Il loro percorso è iniziato in Siria, dove denunciavano con video e foto le violenze alle quali assistevano. Dopo la fuga hanno preso parte al progetto di storytelling radiofonico Syrians Between Us, che ha dato voce e professionalità alle persone costrette dal conflitto a fuggire ad Amman
Di Piera F. Mastantuono
Sessanta i rifugiati siriani che in quattro anni hanno avuto l’opportunità di diventare citizen journalist grazie a Syrians Between Us, programma ospitato dal 2012 al 2016 dalla giordana Radio al Balad, che ha sede nella capitale del paese, Amman. Il progetto di storytelling, avviato grazie al supporto dell’ambasciata Usa in Giordania, aveva un obiettivo: quello di dare voce, attraverso una specifica formazione, alle persone costrette dalla guerra e dalla persecuzione a varcare il confine giordano.
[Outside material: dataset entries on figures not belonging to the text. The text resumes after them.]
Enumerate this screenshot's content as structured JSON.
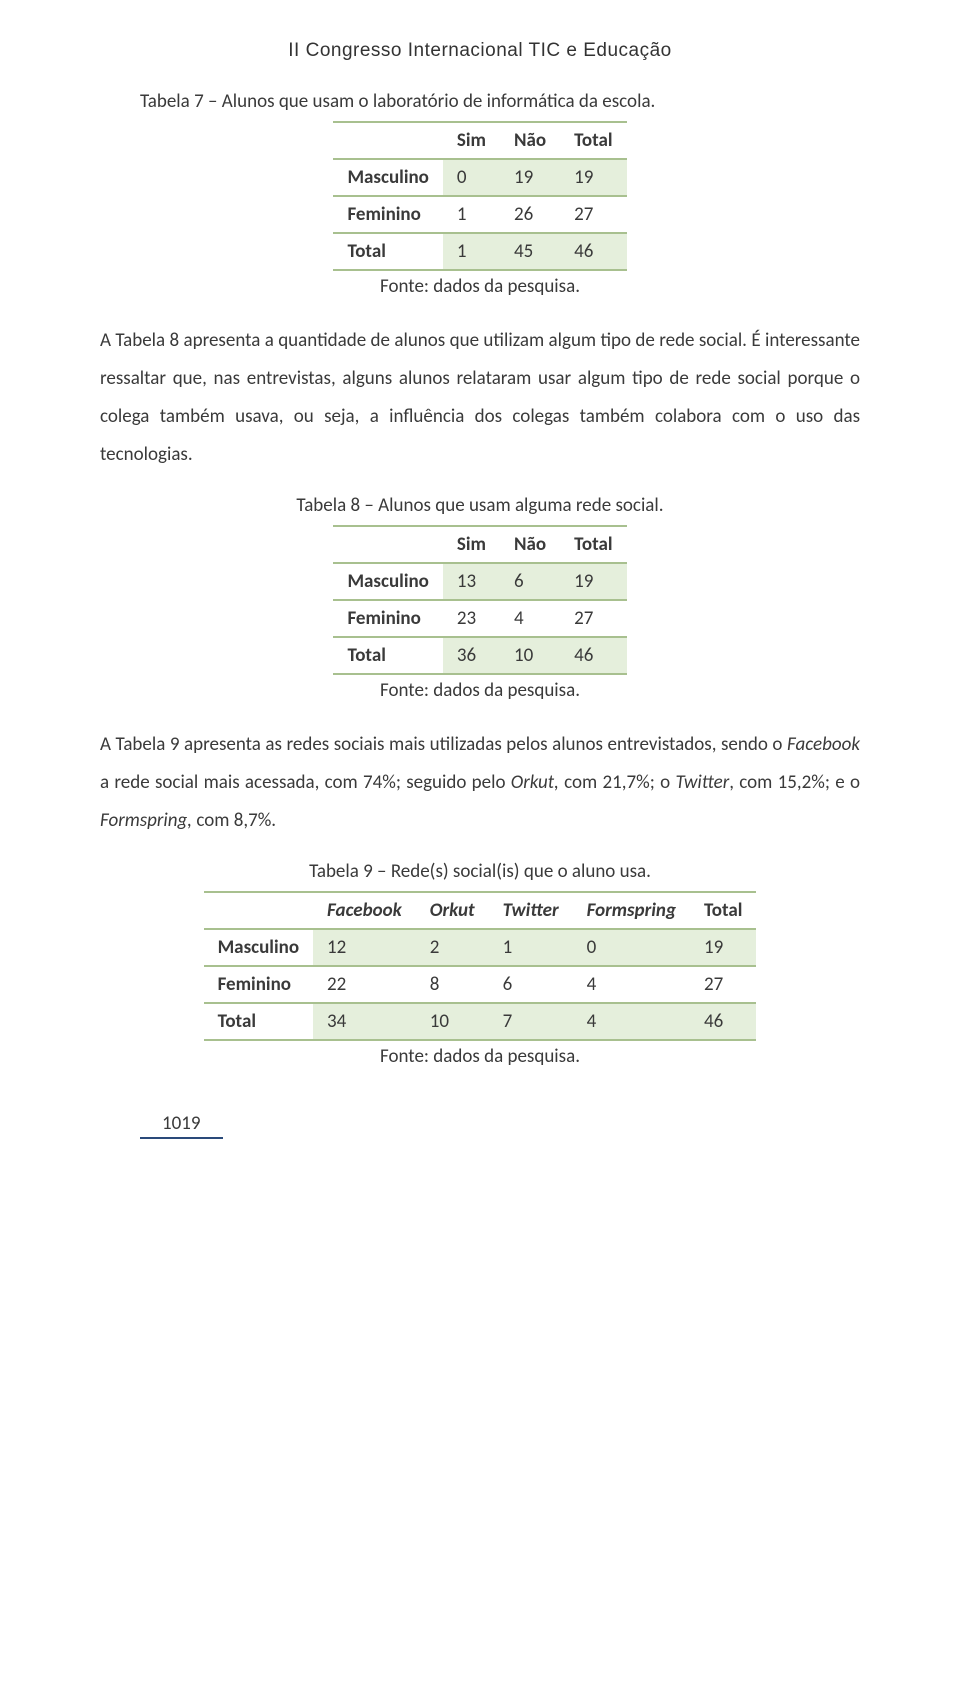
{
  "header": "II Congresso Internacional TIC e Educação",
  "table7": {
    "caption": "Tabela 7 – Alunos que usam o laboratório de informática da escola.",
    "columns": [
      "Sim",
      "Não",
      "Total"
    ],
    "rows": [
      {
        "label": "Masculino",
        "vals": [
          "0",
          "19",
          "19"
        ]
      },
      {
        "label": "Feminino",
        "vals": [
          "1",
          "26",
          "27"
        ]
      }
    ],
    "total": {
      "label": "Total",
      "vals": [
        "1",
        "45",
        "46"
      ]
    },
    "source": "Fonte: dados da pesquisa."
  },
  "para1_a": "A Tabela 8 apresenta a quantidade de alunos que utilizam algum tipo de rede social. É interessante ressaltar que, nas entrevistas, alguns alunos relataram usar algum tipo de rede social porque o colega também usava, ou seja, a influência dos colegas também colabora com o uso das tecnologias.",
  "table8": {
    "caption": "Tabela 8 – Alunos que usam alguma rede social.",
    "columns": [
      "Sim",
      "Não",
      "Total"
    ],
    "rows": [
      {
        "label": "Masculino",
        "vals": [
          "13",
          "6",
          "19"
        ]
      },
      {
        "label": "Feminino",
        "vals": [
          "23",
          "4",
          "27"
        ]
      }
    ],
    "total": {
      "label": "Total",
      "vals": [
        "36",
        "10",
        "46"
      ]
    },
    "source": "Fonte: dados da pesquisa."
  },
  "para2_parts": [
    {
      "t": "A Tabela 9 apresenta as redes sociais mais utilizadas pelos alunos entrevistados, sendo o ",
      "i": false
    },
    {
      "t": "Facebook",
      "i": true
    },
    {
      "t": " a rede social mais acessada, com 74%; seguido pelo ",
      "i": false
    },
    {
      "t": "Orkut,",
      "i": true
    },
    {
      "t": " com 21,7%; o ",
      "i": false
    },
    {
      "t": "Twitter",
      "i": true
    },
    {
      "t": ", com 15,2%; e o ",
      "i": false
    },
    {
      "t": "Formspring,",
      "i": true
    },
    {
      "t": " com 8,7%.",
      "i": false
    }
  ],
  "table9": {
    "caption": "Tabela 9 – Rede(s) social(is) que o aluno usa.",
    "columns": [
      "Facebook",
      "Orkut",
      "Twitter",
      "Formspring",
      "Total"
    ],
    "col_italic": [
      true,
      true,
      true,
      true,
      false
    ],
    "rows": [
      {
        "label": "Masculino",
        "vals": [
          "12",
          "2",
          "1",
          "0",
          "19"
        ]
      },
      {
        "label": "Feminino",
        "vals": [
          "22",
          "8",
          "6",
          "4",
          "27"
        ]
      }
    ],
    "total": {
      "label": "Total",
      "vals": [
        "34",
        "10",
        "7",
        "4",
        "46"
      ]
    },
    "source": "Fonte: dados da pesquisa."
  },
  "page_number": "1019",
  "colors": {
    "table_border": "#a8c08f",
    "row_green": "#e5efdc",
    "text": "#3a3a3a",
    "pagenum_border": "#2a4a7a"
  }
}
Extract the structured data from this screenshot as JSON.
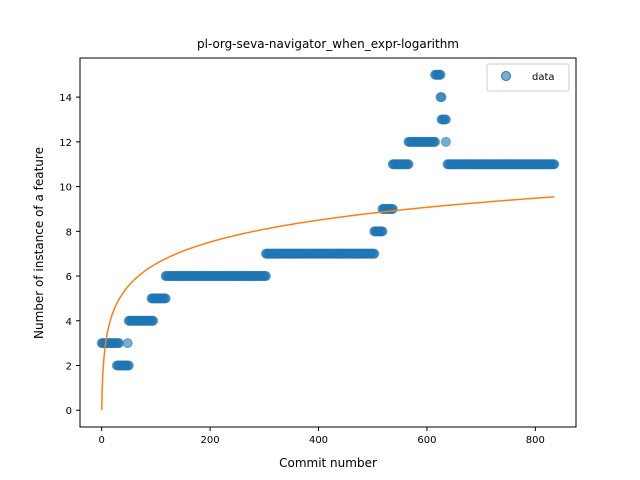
{
  "chart_data": {
    "type": "scatter",
    "title": "pl-org-seva-navigator_when_expr-logarithm",
    "xlabel": "Commit number",
    "ylabel": "Number of instance of a feature",
    "xlim": [
      -40,
      875
    ],
    "ylim": [
      -0.75,
      15.75
    ],
    "xticks": [
      0,
      200,
      400,
      600,
      800
    ],
    "yticks": [
      0,
      2,
      4,
      6,
      8,
      10,
      12,
      14
    ],
    "legend_position": "top-right",
    "point_segments": [
      {
        "x_start": 0,
        "x_end": 32,
        "y": 3
      },
      {
        "x_start": 28,
        "x_end": 50,
        "y": 2
      },
      {
        "x_start": 48,
        "x_end": 48,
        "y": 3
      },
      {
        "x_start": 50,
        "x_end": 95,
        "y": 4
      },
      {
        "x_start": 92,
        "x_end": 118,
        "y": 5
      },
      {
        "x_start": 118,
        "x_end": 303,
        "y": 6
      },
      {
        "x_start": 303,
        "x_end": 503,
        "y": 7
      },
      {
        "x_start": 503,
        "x_end": 518,
        "y": 8
      },
      {
        "x_start": 518,
        "x_end": 537,
        "y": 9
      },
      {
        "x_start": 537,
        "x_end": 566,
        "y": 11
      },
      {
        "x_start": 566,
        "x_end": 615,
        "y": 12
      },
      {
        "x_start": 615,
        "x_end": 625,
        "y": 15
      },
      {
        "x_start": 625,
        "x_end": 627,
        "y": 14
      },
      {
        "x_start": 627,
        "x_end": 635,
        "y": 13
      },
      {
        "x_start": 635,
        "x_end": 635,
        "y": 12
      },
      {
        "x_start": 638,
        "x_end": 835,
        "y": 11
      }
    ],
    "series": [
      {
        "name": "data",
        "kind": "points",
        "color": "#1f77b4"
      },
      {
        "kind": "fit-curve",
        "color": "#ff7f0e",
        "formula": "y = 1.418 * ln(x + 1)",
        "x_range": [
          0,
          835
        ]
      }
    ]
  }
}
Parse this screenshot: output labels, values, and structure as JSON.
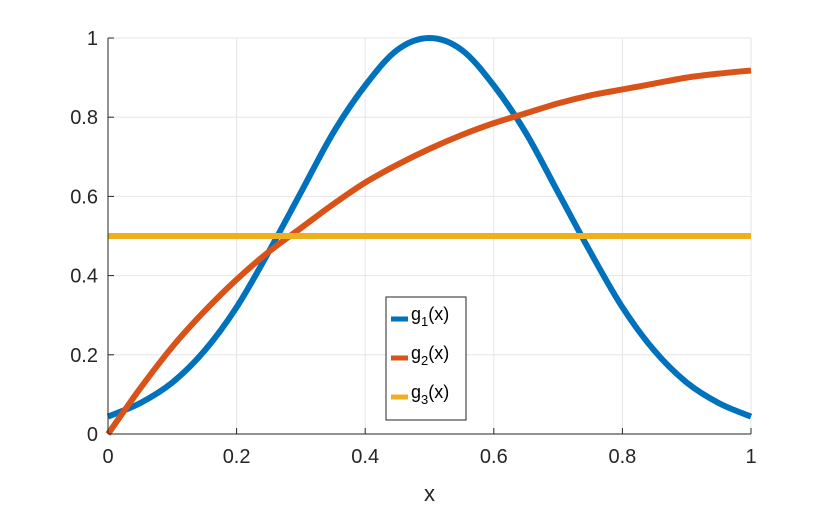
{
  "chart_data": {
    "type": "line",
    "title": "",
    "xlabel": "x",
    "ylabel": "",
    "xlim": [
      0,
      1
    ],
    "ylim": [
      0,
      1
    ],
    "xticks": [
      0,
      0.2,
      0.4,
      0.6,
      0.8,
      1
    ],
    "xtick_labels": [
      "0",
      "0.2",
      "0.4",
      "0.6",
      "0.8",
      "1"
    ],
    "yticks": [
      0,
      0.2,
      0.4,
      0.6,
      0.8,
      1
    ],
    "ytick_labels": [
      "0",
      "0.2",
      "0.4",
      "0.6",
      "0.8",
      "1"
    ],
    "grid": true,
    "legend_position": "bottom-center",
    "x": [
      0,
      0.05,
      0.1,
      0.15,
      0.2,
      0.25,
      0.3,
      0.35,
      0.4,
      0.45,
      0.5,
      0.55,
      0.6,
      0.65,
      0.7,
      0.75,
      0.8,
      0.85,
      0.9,
      0.95,
      1
    ],
    "series": [
      {
        "name": "g1(x)",
        "name_base": "g",
        "name_sub": "1",
        "name_suffix": "(x)",
        "color": "#0072BD",
        "values": [
          0.044,
          0.078,
          0.13,
          0.21,
          0.32,
          0.46,
          0.61,
          0.76,
          0.88,
          0.97,
          1.0,
          0.97,
          0.88,
          0.76,
          0.61,
          0.46,
          0.32,
          0.21,
          0.13,
          0.078,
          0.044
        ]
      },
      {
        "name": "g2(x)",
        "name_base": "g",
        "name_sub": "2",
        "name_suffix": "(x)",
        "color": "#D95319",
        "values": [
          0.0,
          0.115,
          0.22,
          0.31,
          0.39,
          0.46,
          0.52,
          0.58,
          0.635,
          0.68,
          0.72,
          0.755,
          0.785,
          0.81,
          0.835,
          0.855,
          0.87,
          0.885,
          0.9,
          0.91,
          0.918
        ]
      },
      {
        "name": "g3(x)",
        "name_base": "g",
        "name_sub": "3",
        "name_suffix": "(x)",
        "color": "#EDB120",
        "values": [
          0.5,
          0.5,
          0.5,
          0.5,
          0.5,
          0.5,
          0.5,
          0.5,
          0.5,
          0.5,
          0.5,
          0.5,
          0.5,
          0.5,
          0.5,
          0.5,
          0.5,
          0.5,
          0.5,
          0.5,
          0.5
        ]
      }
    ]
  }
}
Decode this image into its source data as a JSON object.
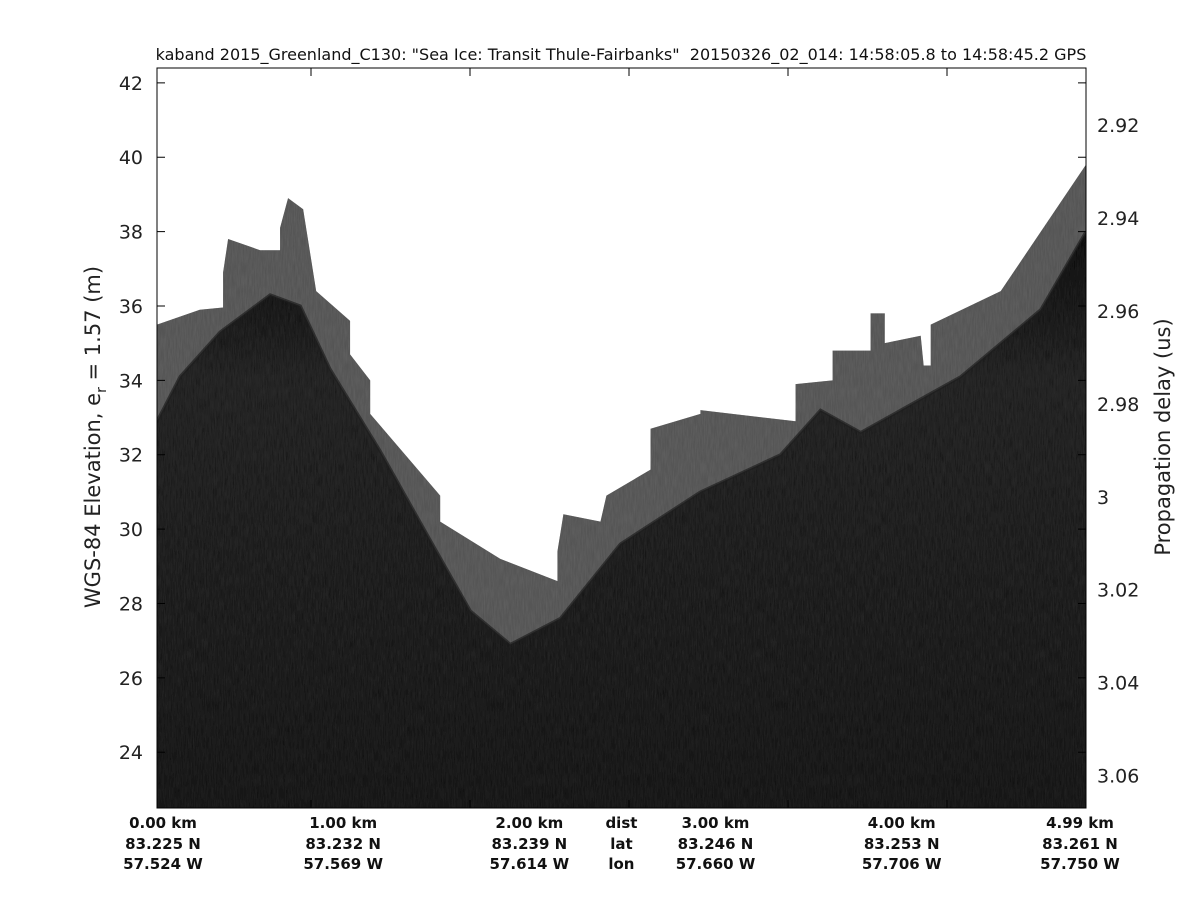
{
  "chart_data": {
    "type": "heatmap",
    "title": "kaband 2015_Greenland_C130: \"Sea Ice: Transit Thule-Fairbanks\"  20150326_02_014: 14:58:05.8 to 14:58:45.2 GPS",
    "ylabel": "WGS-84 Elevation, e",
    "ylabel_sub": "r",
    "ylabel_tail": " = 1.57 (m)",
    "y2label": "Propagation delay (us)",
    "xlim_km": [
      0,
      4.99
    ],
    "ylim": [
      22.5,
      42.4
    ],
    "y2lim": [
      2.9077,
      3.067
    ],
    "yticks": [
      24,
      26,
      28,
      30,
      32,
      34,
      36,
      38,
      40,
      42
    ],
    "y2ticks": [
      "2.92",
      "2.94",
      "2.96",
      "2.98",
      "3",
      "3.02",
      "3.04",
      "3.06"
    ],
    "colormap": "gray",
    "x_labels": [
      {
        "km": 0,
        "dist": "0.00 km",
        "lat": "83.225 N",
        "lon": "57.524 W"
      },
      {
        "km": 1,
        "dist": "1.00 km",
        "lat": "83.232 N",
        "lon": "57.569 W"
      },
      {
        "km": 2,
        "dist": "2.00 km",
        "lat": "83.239 N",
        "lon": "57.614 W"
      },
      {
        "km": 3,
        "dist": "3.00 km",
        "lat": "83.246 N",
        "lon": "57.660 W"
      },
      {
        "km": 4,
        "dist": "4.00 km",
        "lat": "83.253 N",
        "lon": "57.706 W"
      },
      {
        "km": 4.99,
        "dist": "4.99 km",
        "lat": "83.261 N",
        "lon": "57.750 W"
      }
    ],
    "row_names": {
      "dist": "dist",
      "lat": "lat",
      "lon": "lon",
      "km": 2.5
    },
    "data_top_edge": {
      "km": [
        0,
        0.23,
        0.355,
        0.355,
        0.382,
        0.554,
        0.661,
        0.661,
        0.704,
        0.785,
        0.855,
        1.037,
        1.037,
        1.145,
        1.145,
        1.521,
        1.521,
        1.844,
        2.151,
        2.151,
        2.183,
        2.382,
        2.414,
        2.651,
        2.651,
        2.919,
        2.919,
        3.43,
        3.43,
        3.629,
        3.629,
        3.833,
        3.833,
        3.909,
        3.909,
        4.102,
        4.118,
        4.156,
        4.156,
        4.532,
        4.99
      ],
      "elev": [
        35.5,
        35.9,
        35.96,
        36.9,
        37.8,
        37.5,
        37.5,
        38.1,
        38.9,
        38.6,
        36.4,
        35.6,
        34.7,
        34.0,
        33.1,
        30.9,
        30.2,
        29.2,
        28.6,
        29.4,
        30.4,
        30.2,
        30.9,
        31.6,
        32.7,
        33.1,
        33.2,
        32.9,
        33.9,
        34.0,
        34.8,
        34.8,
        35.8,
        35.8,
        35.0,
        35.2,
        34.4,
        34.4,
        35.5,
        36.4,
        39.8
      ]
    },
    "surface": {
      "km": [
        0,
        0.124,
        0.339,
        0.608,
        0.77,
        0.93,
        1.199,
        1.468,
        1.683,
        1.898,
        2.167,
        2.489,
        2.919,
        3.349,
        3.564,
        3.78,
        3.995,
        4.317,
        4.747,
        4.99
      ],
      "elev": [
        32.9,
        34.1,
        35.3,
        36.3,
        36.0,
        34.3,
        32.1,
        29.7,
        27.8,
        26.9,
        27.6,
        29.6,
        31.0,
        32.0,
        33.2,
        32.6,
        33.2,
        34.1,
        35.9,
        38.0
      ]
    }
  }
}
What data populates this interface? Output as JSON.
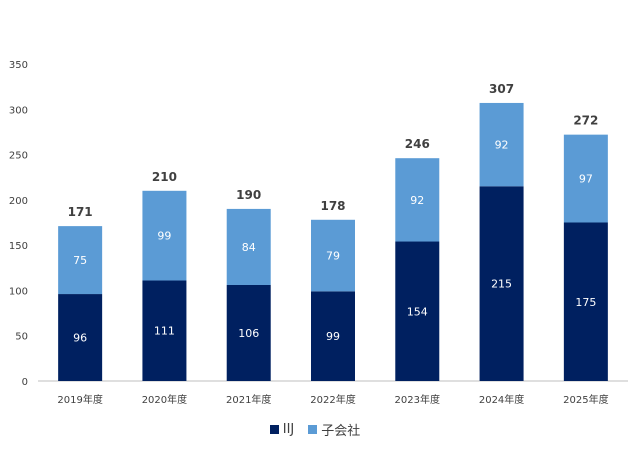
{
  "chart_data": {
    "type": "bar",
    "stacked": true,
    "title": "",
    "xlabel": "",
    "ylabel": "",
    "ylim": [
      0,
      350
    ],
    "yticks": [
      0,
      50,
      100,
      150,
      200,
      250,
      300,
      350
    ],
    "grid": false,
    "legend_position": "bottom",
    "categories": [
      "2019年度",
      "2020年度",
      "2021年度",
      "2022年度",
      "2023年度",
      "2024年度",
      "2025年度"
    ],
    "series": [
      {
        "name": "IIJ",
        "color": "#002060",
        "values": [
          96,
          111,
          106,
          99,
          154,
          215,
          175
        ]
      },
      {
        "name": "子会社",
        "color": "#5b9bd5",
        "values": [
          75,
          99,
          84,
          79,
          92,
          92,
          97
        ]
      }
    ],
    "totals": [
      171,
      210,
      190,
      178,
      246,
      307,
      272
    ]
  }
}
Per quattro anni i partecipanti al programma hanno avuto la possibilità di raccontarsi, contrastando stereotipi e pregiudizi diffusi nel paese, ricevendo un compenso per il materiale giornalistico prodotto. E per alcuni di loro, una volta concluso il progetto, il giornalismo è diventata una professione.
“Le persone sono esperte della propria vita. Abbiamo pensato di dare ai siriani la possibilità di parlare di se stessi”, ha detto a Global Voices Daoud Kuttab, tra i fondatori del programma. La scelta del mezzo, la radio, non è stata causale: Kuttab ha spiegato che i discorsi d’odio nei confronti dei rifugiati erano in crescita, soprattutto su alcune frequenze radiofoniche. Da qui la volontà di creare uno spazio per consentire ai siriani di parlare della propria esperienza e condizione in prima persona, facendo emergere aspetti critici e poco raccontati in Giordania come la corruzione nei campi, l’impossibilità di accesso all’educazione per bambini e ragazzi, lo sfruttamento lavorativo di adulti e minori.
Dalla Siria alla Giordania denunciando i problemi vissuti dai siriani
Se da un lato il progetto di citizen journalism condotto ad Amman ha consentito ai rifugiati siriani di esprimere la propria opinione e farsi conoscere in modo diretto, dall’altro ha avuto il grande valore di dare loro un’opportunità professionale. Oltre al compenso corrisposto ai partecipanti nel corso del progetto – circa 100 dollari per ogni produzione, una fonte di sostegno economico importante per chi è giunto in un nuovo paese senza denaro e senza un lavoro – il programma ha avuto il merito di formare in modo approfondito i circa 60 rifugiati siriani beneficiari. Quelli più appassionati ne hanno fatto la loro professione e a progetto finito continuano a lavorare come giornalisti.
Zein Jbeily, fuggita da Aleppo, ha trovato in Syrians Between Us la sua strada. Anche lei in Siria manifestava il suo dissenso per Assad attraverso il citizen journalism. La radio ha rappresentato per lei il proseguimento dell’attività di denuncia: il suo obiettivo è migliorare le condizioni di vita dei siriani in Giordania, attraverso il lavoro di inchiesta.
Anche Sa’id al–Haj Ali scappato da Daara, nel sud della Siria, è uno di loro. Entrato nella squadra di Syrians Between Us nel 2014, Haj Ali prima della fuga scattava e pubblicava fotografie che denunciavano le violazioni del regime di Assad. “Non c’erano media in Giordania che parlassero di problemi, delle storie e delle questioni di interesse dei siriani”, questo lo ha spinto ad avvicinarsi al progetto radiofonico, come ha spiegato a Global Voices. Il suo sogno oggi è quello di poter tornare in Siria e fondare lì una radio.